Another technical issue is that posed by hardware limitations, keeping autonomous systems from fully realizing their potential. An example is Boston Dynamic’s pack mule, a mobile autonomous logistic system which is capable of carrying weapons and other equipment into the battlefield, to aid soldiers. The pack mule operates on a diesel engine and is simply too noisy to be effective in a battlefield. Boston Dynamic did introduce a quieter electric system instead of diesel, but it simply couldn’t carry the same amount of weight. This is a common problem in almost all robotic systems, the limitations of their propulsion systems. Finding the right human-machine ratio poses extremely diverse problems. One of these problems is also quite ironic.
Over dependence of human operators on their machine counterparts can be dangerous and result in reduced cognitive focus in each all aspect of their operation, this is also known as automation complacency. Under-trust is quite the opposite and also a major issue. How can you make your troops trust an autonomous system enough to put their lives on the line alongside them? Under-trust in human operators sometimes results in them ignoring relevant information. In a nutshell, a fundamental problem with autonomous weapon systems is; how to properly calibrate sufficient human control over autonomous systems and ensure that is remains reliable.
The technical limitations of existing V&V (Validation and Verification) procedures is another hurdle we face. These procedures refer to various tests and evaluation processes aimed at providing assurance that the latest autonomous systems can adequately meet and satisfy the user’s demands. Therefore, these procedures are crucial in determining the weapon system’s effectiveness, reliability and whether it is safe to be deployed. As autonomous systems become more complex, dynamic and intelligent, it becomes impractical to put them through a whole range of inputs to test their performance in the wide variety of functions they can carry out. This problem in fact, is not just exclusive to autonomous weapon systems, rather, to all autonomous systems under development today.

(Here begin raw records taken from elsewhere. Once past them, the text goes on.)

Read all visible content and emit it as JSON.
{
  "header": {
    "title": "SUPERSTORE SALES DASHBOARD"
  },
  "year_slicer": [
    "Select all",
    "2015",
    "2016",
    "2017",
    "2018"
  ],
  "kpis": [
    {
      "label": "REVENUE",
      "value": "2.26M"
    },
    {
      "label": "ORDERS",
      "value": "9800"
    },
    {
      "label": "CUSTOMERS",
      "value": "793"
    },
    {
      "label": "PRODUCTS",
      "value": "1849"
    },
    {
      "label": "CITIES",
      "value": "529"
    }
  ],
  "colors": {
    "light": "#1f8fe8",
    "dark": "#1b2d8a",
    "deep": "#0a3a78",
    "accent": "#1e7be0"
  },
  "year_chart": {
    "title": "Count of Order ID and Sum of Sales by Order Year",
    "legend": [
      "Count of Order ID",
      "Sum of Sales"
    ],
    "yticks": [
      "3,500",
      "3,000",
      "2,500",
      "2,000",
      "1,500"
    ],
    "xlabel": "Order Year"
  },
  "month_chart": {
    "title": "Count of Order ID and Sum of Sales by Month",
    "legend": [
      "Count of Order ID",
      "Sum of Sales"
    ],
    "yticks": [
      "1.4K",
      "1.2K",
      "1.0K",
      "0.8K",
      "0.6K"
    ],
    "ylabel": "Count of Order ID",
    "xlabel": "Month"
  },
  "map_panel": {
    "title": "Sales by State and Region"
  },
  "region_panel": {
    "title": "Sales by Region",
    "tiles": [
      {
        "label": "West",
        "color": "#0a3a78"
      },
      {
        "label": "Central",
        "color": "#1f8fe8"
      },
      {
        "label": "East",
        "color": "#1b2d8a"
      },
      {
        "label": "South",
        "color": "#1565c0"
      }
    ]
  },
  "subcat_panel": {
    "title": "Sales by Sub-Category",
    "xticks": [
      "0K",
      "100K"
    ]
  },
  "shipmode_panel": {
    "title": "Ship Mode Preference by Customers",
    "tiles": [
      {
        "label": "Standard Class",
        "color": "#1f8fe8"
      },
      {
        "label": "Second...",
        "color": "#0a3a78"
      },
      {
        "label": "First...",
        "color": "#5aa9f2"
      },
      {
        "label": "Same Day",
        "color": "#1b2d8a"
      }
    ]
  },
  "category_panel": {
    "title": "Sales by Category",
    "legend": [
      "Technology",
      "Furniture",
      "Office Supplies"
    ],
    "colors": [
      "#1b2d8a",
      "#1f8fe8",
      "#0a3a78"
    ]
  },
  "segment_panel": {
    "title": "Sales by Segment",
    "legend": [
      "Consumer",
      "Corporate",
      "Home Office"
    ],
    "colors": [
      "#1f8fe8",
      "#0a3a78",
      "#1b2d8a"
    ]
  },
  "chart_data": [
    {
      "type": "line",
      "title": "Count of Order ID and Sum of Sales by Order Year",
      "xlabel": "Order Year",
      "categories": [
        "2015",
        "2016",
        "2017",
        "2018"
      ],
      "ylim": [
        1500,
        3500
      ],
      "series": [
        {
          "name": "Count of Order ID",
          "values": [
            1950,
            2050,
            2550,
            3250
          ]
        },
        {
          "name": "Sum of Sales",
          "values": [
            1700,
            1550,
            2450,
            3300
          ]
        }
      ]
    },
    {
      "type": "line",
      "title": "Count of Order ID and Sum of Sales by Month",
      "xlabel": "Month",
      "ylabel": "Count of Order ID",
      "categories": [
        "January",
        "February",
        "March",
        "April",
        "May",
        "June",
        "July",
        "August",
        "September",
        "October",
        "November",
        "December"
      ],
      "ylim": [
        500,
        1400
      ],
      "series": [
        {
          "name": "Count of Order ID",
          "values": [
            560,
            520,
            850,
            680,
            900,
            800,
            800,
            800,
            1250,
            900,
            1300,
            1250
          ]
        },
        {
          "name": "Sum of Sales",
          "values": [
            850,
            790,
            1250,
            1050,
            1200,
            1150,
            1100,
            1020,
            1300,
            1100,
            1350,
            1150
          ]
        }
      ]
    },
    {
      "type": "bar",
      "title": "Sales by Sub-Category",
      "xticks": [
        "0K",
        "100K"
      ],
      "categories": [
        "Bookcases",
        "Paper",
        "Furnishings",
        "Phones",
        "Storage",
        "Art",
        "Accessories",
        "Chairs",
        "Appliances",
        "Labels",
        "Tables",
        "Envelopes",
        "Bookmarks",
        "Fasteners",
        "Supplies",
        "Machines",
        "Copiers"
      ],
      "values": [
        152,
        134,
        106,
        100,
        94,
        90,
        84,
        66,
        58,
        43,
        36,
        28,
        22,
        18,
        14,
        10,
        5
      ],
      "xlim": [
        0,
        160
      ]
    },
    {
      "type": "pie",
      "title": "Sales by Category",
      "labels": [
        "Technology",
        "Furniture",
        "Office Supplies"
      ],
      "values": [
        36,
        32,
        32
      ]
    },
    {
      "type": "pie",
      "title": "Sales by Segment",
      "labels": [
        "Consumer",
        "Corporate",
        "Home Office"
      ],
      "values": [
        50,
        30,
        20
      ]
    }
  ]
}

The existing V&V procedures can only test for and validate static and predictable environmental conditions, which are simply not enough to test the complete capabilities of these systems.
Militaries across the globe have multiple reasons to accept autonomy as an integral part of their operational capabilities. Research in autonomy will make weapon systems far more precise, mobile and in some cases, even cost effective than they are today. Is has also been established that complete autonomy is not the desire, rather, the aim to have effective and complete control over these autonomous systems to make them an extension of existing capabilities. Autonomous systems will alter the relationship of humans with machines and the operations carried out in the battlefield, but they will not replace the value of human involvement.